Sunday, January 27, 2008

Caught Up

"Clear and Cold"
Oil on Canvas
14 x 18"

For the first time in months, I feel like I'm caught up with everything. I'm finished with show entries for now so the pressure to paint a masterpiece is off and I can experiment a bit. I delivered a batch of paintings to my gallery in Winter Park on Friday, so now my galleries are stocked for a while and I can spend some time just painting what I want to paint.

When I'm painting to a deadline I tend to paint things that I'm 95% sure will turn out well, which is a really effective way to stunt my growth as an artist. Now that I don't have any deadlines looming, I'm working on some paintings that are more of a challenge for me, and might end up being dismal failures. I just have to tell myself that I learn something every time a painting ends up in the trash heap!

I'd post some of this newer stuff as I go along, but I'm just too lazy to shoot and upload photos of my paintings on a regular basis. I tend to wait until I have a pile of paintings and shoot them all at once. This is, honestly, probably what keeps me from doing the whole daily painting thing. I just don't think I could deal with editing photos EVERY day! How do you guys who are daily painters do it without tearing your hair out? Do you have a designated spot in your studio where you photograph your paintings? Do you just have more patience than me?


  1. Hi Stacey:

    First off... I absolutely love "Clear and Cold." It feels different than other paintings I've seen posted here. Quite lovely.

    For posting everyday, I find that it takes about 10 minutes to get the image all together-- shoot, transfer from the card, crop/adjust, export.

    After being a photoshop professional for the last 13 years or so, I find that IPhoto works just fine.

    I shoot on the easel using available daylight, or in a light tent I built for night shooting.

    That of course is for the daily stuff-- which is a different bar than gallery submission photos...

    Lastly-- I'd be really curious to see the results of your experimentation, and I bet there are a bunch of others out here in cyberspace who'd say the same thing...

  2. I'd say the same thing. I want to see the relaxed stuff.
    Not that I don't like the rest of the stuff you do, but I am a lot like you Stacey. With deadlines or shows looming I kind of tighten up. I think that is why I don't look for any more galleries right now. I do fine with where I am. I think I paint better without the pressure. Since most of my stuff goes in my own gallery, I can hang the stuff I experiment with a bit and get feedback from clients.
    The funny thing is that the stuff I have fun with and relax is the most popular with the clients too. Huh.
    I did try two pieces in the OPA show. I spend all that money on dues and never enter. We'll see if I get in.
    I just shoot my photos in the sun, no tripod , no lights. I find the sun gives me more acurate color in my paintings. If I need to I can adjust the levels in photoshop to even it up with the painting. I have to throw out the blurry ones, but I always end up with something good.

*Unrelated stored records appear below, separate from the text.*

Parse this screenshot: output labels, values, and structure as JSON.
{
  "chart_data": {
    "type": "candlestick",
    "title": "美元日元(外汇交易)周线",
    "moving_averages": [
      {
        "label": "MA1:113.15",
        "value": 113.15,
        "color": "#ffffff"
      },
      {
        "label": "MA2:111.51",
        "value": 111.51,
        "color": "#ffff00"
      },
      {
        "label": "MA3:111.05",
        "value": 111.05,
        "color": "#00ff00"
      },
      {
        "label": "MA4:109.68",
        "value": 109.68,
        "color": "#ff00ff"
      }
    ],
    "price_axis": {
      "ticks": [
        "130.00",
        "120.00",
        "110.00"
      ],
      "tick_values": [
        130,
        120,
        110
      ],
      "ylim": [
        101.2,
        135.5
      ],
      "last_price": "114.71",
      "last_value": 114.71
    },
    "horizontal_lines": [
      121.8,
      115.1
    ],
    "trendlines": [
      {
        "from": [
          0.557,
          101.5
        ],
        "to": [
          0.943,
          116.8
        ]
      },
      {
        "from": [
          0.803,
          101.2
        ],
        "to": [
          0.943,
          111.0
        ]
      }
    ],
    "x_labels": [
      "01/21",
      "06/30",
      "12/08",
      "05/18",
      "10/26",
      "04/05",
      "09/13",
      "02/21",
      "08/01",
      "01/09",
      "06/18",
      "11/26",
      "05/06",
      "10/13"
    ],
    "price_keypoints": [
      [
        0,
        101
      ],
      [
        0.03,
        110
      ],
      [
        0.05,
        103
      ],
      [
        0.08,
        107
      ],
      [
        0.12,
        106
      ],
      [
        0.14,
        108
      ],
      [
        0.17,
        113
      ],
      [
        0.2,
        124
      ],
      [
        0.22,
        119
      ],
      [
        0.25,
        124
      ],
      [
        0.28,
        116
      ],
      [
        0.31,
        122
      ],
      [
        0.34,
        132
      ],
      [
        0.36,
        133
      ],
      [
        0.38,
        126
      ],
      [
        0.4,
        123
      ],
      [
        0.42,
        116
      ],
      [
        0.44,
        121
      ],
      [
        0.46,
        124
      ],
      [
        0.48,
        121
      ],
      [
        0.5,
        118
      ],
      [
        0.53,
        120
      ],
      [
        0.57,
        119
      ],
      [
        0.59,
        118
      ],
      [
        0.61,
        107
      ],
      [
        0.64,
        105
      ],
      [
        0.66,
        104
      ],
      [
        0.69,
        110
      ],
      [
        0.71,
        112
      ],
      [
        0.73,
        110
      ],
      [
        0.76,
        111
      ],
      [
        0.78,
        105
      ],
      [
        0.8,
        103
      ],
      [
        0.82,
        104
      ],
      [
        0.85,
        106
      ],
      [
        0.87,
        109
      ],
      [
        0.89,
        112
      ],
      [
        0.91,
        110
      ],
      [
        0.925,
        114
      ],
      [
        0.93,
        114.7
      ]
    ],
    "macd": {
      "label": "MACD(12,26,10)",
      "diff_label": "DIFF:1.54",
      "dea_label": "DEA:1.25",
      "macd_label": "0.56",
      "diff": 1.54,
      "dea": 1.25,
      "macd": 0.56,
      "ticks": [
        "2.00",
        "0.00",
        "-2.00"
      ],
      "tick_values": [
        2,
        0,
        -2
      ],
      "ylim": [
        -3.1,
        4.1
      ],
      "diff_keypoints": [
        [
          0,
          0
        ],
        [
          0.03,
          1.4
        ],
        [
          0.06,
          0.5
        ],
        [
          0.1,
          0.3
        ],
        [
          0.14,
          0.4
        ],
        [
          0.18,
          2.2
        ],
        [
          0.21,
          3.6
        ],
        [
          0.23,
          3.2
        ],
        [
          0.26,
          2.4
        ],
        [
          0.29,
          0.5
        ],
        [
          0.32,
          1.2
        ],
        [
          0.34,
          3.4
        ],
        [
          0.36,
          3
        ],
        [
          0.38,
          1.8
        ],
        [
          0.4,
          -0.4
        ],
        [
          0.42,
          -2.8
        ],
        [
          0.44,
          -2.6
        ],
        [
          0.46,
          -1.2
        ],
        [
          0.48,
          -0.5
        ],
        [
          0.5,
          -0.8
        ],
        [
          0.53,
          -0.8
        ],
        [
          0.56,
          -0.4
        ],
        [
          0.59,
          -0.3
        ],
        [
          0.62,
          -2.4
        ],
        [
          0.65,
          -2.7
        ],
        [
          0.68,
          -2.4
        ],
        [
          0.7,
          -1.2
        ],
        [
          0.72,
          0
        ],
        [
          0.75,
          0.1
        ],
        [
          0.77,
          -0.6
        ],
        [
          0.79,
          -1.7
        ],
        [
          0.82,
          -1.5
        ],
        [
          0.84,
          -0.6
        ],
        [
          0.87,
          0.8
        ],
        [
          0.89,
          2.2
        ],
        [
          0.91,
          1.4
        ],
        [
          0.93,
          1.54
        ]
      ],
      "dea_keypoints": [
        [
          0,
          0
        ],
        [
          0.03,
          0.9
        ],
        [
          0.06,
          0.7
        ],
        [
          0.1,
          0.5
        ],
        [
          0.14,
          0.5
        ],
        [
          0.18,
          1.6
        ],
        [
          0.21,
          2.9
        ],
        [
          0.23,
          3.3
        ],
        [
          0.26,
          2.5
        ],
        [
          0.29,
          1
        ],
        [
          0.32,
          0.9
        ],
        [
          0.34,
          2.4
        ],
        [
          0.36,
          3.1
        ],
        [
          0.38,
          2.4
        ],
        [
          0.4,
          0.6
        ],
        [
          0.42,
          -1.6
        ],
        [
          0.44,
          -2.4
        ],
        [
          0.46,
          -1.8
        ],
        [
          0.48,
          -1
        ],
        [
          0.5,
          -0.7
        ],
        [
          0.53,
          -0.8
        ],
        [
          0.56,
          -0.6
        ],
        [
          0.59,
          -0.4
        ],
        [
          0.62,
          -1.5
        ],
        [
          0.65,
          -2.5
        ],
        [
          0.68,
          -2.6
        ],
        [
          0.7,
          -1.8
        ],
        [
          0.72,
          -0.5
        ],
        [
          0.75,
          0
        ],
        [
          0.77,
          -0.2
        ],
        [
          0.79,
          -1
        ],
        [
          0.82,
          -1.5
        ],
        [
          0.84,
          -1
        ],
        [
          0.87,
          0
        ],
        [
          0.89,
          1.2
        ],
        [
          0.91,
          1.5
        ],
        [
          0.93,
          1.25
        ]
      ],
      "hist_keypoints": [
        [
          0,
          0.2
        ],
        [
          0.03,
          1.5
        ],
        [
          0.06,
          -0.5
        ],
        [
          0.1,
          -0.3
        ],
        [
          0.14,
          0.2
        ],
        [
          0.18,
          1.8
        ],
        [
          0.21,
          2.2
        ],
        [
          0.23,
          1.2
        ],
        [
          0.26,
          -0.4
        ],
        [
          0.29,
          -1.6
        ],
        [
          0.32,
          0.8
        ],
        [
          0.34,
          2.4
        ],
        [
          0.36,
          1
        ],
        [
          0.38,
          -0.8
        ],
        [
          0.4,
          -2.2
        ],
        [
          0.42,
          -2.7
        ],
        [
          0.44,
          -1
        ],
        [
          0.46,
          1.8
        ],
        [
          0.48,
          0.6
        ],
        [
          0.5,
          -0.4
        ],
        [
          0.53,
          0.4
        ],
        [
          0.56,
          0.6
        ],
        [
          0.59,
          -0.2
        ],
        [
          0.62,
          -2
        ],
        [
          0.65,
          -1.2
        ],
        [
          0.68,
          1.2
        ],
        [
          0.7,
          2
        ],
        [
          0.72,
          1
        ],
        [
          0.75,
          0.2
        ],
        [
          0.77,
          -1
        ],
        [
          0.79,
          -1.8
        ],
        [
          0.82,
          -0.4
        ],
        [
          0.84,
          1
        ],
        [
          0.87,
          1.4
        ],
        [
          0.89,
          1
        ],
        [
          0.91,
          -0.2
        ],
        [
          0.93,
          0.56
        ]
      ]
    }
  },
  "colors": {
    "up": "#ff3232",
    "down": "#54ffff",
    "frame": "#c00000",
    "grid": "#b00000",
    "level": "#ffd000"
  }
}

  3. Jason - I guess when you put it that way I realize that it wouldn't take me more than 10 minutes to shoot and edit either. Maybe I just think it's a bigger deal because I'm always photographing ten paintings at a time?

    Frank - I'll post some of what I'm working on eventually. I don't know that it's much different than my normal work, it's just that I'm tackling some subjects that are normally difficult for me. I already have one destined for the trash pile this week!